Malgré la tentative de Cormier de dégager le gouvernement fédéral de toute responsabilité quant au sort des étudiants, le gouvernement libéral de Trudeau est tout aussi responsable de la précarité et du stress auxquels sont confrontés les étudiants postsecondaires du Canada. Après avoir distribué des centaines de milliards de dollars aux banques et aux grandes entreprises au début de la pandémie, le gouvernement Trudeau a mené une dangereuse campagne de retour au travail avec l’appui des syndicats. On a permis à la COVID-19 de se répandre sur les lieux de travail, dans les écoles et sur les campus universitaires et collégiaux afin de préserver le flux de profits de la grande entreprise.

Alors que le variant Omicron, hautement infectieux, se propageait rapidement l’hiver dernier, les administrateurs universitaires ont imposé un retour dangereux aux cours en présentiel, ce qui a entraîné une recrudescence des infections. Ils ont pris exemple sur le gouvernement Trudeau, qui n’a rien fait pour arrêter la propagation d’Omicron et a présidé au démantèlement de toutes les mesures de santé publique restantes après que l’opposition conservatrice eut fait la promotion du «Convoi de la liberté», un mouvement d’extrême droite.

De nombreux étudiants à travers le Canada ont organisé des manifestations contre la stratégie imprudente de réouverture, notamment à l’Université McGill à Montréal et à l’Université Simon Fraser en Colombie-Britannique. Les appels des étudiants pour un retour à l’apprentissage en ligne et une meilleure protection se sont heurtés à l’indifférence totale des gouvernements provinciaux, quelle que soit leur couleur politique.

La décision de Higgs d’abolir le programme d’assurance-emploi des étudiants s’inscrit dans la volonté de la classe dirigeante de réduire les dépenses publiques de façon générale afin de financer le soutien de l’impérialisme canadien à la guerre entre les États-Unis et l’OTAN et la Russie.

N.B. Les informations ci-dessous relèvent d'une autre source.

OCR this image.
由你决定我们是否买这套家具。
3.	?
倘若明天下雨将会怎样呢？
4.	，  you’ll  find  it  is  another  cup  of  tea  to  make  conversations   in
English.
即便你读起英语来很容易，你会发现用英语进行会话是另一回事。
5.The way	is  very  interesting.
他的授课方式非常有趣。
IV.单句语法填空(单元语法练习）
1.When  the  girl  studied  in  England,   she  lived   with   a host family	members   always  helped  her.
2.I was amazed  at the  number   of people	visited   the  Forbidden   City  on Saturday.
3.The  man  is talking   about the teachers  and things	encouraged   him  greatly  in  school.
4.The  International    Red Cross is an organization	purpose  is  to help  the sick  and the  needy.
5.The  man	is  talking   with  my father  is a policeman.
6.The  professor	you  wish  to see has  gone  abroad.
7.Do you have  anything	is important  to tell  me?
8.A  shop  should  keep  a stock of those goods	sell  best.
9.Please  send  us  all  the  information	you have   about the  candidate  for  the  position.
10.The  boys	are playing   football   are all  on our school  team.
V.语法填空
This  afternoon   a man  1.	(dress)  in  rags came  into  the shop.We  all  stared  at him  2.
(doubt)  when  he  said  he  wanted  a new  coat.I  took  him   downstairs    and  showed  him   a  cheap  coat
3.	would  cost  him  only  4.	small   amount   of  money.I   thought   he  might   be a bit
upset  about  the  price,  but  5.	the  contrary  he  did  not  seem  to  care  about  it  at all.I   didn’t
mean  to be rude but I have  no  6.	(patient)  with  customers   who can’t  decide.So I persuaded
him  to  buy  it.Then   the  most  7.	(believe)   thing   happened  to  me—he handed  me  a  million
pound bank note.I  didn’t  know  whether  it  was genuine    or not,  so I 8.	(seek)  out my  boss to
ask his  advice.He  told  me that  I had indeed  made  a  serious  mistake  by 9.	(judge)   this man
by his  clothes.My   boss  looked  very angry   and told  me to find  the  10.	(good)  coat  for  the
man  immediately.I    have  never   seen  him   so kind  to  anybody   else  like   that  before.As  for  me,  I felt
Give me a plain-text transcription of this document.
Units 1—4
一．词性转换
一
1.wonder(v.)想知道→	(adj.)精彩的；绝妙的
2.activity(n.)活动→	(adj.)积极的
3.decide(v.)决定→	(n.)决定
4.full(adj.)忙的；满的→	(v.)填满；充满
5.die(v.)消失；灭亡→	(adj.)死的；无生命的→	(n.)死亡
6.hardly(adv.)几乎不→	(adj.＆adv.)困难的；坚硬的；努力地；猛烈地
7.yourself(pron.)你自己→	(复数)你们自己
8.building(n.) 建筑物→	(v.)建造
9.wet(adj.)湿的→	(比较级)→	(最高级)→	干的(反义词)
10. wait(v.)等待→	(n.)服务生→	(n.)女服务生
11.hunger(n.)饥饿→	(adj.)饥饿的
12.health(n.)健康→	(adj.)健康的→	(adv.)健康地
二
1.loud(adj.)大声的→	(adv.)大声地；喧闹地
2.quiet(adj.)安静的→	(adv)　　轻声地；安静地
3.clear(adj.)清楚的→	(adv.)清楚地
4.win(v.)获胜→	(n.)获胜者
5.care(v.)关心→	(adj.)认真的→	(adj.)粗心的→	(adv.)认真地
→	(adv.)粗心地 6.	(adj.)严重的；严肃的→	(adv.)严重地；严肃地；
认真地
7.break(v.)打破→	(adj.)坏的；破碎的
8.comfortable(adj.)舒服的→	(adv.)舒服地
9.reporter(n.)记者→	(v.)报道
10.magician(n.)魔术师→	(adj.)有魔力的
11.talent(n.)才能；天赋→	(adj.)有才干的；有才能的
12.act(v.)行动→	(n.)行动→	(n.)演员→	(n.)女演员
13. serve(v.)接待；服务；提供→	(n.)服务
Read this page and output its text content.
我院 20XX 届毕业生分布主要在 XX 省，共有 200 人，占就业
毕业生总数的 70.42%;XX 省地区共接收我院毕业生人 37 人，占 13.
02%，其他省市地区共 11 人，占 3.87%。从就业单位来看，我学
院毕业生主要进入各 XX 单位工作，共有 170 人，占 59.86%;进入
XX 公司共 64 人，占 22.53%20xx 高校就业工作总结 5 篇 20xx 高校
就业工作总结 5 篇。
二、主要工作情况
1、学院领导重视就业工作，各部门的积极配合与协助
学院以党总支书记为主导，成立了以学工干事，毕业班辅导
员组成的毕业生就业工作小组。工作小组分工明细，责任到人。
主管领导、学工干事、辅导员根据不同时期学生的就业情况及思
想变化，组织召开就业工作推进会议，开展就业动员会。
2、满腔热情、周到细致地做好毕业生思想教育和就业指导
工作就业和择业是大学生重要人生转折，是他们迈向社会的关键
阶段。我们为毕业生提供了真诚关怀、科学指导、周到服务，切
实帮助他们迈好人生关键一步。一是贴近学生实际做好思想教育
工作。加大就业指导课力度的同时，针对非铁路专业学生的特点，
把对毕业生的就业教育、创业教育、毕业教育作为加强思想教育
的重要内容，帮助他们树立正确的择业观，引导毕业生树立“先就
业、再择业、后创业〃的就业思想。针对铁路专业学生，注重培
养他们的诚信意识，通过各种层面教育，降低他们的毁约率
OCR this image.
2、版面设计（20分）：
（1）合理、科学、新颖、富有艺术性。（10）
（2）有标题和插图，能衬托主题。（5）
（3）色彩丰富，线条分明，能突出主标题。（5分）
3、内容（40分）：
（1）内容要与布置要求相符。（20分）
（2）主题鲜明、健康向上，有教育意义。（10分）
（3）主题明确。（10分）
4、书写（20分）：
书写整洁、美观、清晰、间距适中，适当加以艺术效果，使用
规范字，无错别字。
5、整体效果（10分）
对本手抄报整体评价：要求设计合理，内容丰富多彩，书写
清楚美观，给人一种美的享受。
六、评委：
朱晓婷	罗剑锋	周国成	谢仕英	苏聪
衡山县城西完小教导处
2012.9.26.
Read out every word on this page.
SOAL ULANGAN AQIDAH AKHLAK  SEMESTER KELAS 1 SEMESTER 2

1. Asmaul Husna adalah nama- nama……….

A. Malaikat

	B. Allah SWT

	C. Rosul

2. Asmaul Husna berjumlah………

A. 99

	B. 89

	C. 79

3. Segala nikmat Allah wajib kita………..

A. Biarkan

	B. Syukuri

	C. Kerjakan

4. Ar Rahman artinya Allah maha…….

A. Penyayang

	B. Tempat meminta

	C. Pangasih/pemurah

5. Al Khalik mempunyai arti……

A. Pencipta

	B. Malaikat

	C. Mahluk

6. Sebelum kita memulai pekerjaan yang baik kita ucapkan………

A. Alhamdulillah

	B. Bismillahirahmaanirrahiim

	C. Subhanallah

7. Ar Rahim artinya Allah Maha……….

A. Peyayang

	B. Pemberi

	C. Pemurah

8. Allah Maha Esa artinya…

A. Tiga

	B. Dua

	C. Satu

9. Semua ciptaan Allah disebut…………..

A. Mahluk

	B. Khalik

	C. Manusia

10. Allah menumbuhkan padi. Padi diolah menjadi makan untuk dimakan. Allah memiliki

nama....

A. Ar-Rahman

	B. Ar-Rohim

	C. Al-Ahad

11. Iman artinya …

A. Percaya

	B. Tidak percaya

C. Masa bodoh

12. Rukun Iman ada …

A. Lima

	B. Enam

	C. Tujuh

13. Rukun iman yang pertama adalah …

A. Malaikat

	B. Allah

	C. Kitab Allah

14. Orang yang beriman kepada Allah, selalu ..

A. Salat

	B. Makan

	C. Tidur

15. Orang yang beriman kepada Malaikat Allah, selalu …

Le large soutien apporté à la pétition contre l’abolition de Connexion AE souligne que l’austérité capitaliste est profondément impopulaire. Mais les appels lancés aux politiciens pour qu’ils changent leur façon de faire et fournissent aux étudiants un soutien financier adéquat afin qu’ils puissent se concentrer sur leurs études tomberont dans l’oreille d’un sourd. Ce qui est nécessaire, c’est la construction d’un mouvement de masse d’étudiants et de jeunes, en alliance avec les travailleurs de l’éducation et d’autres sections de la classe ouvrière, afin de mener une lutte politique pour un système d’éducation publique de haute qualité et bien financé, du niveau préélémentaire au niveau postsecondaire.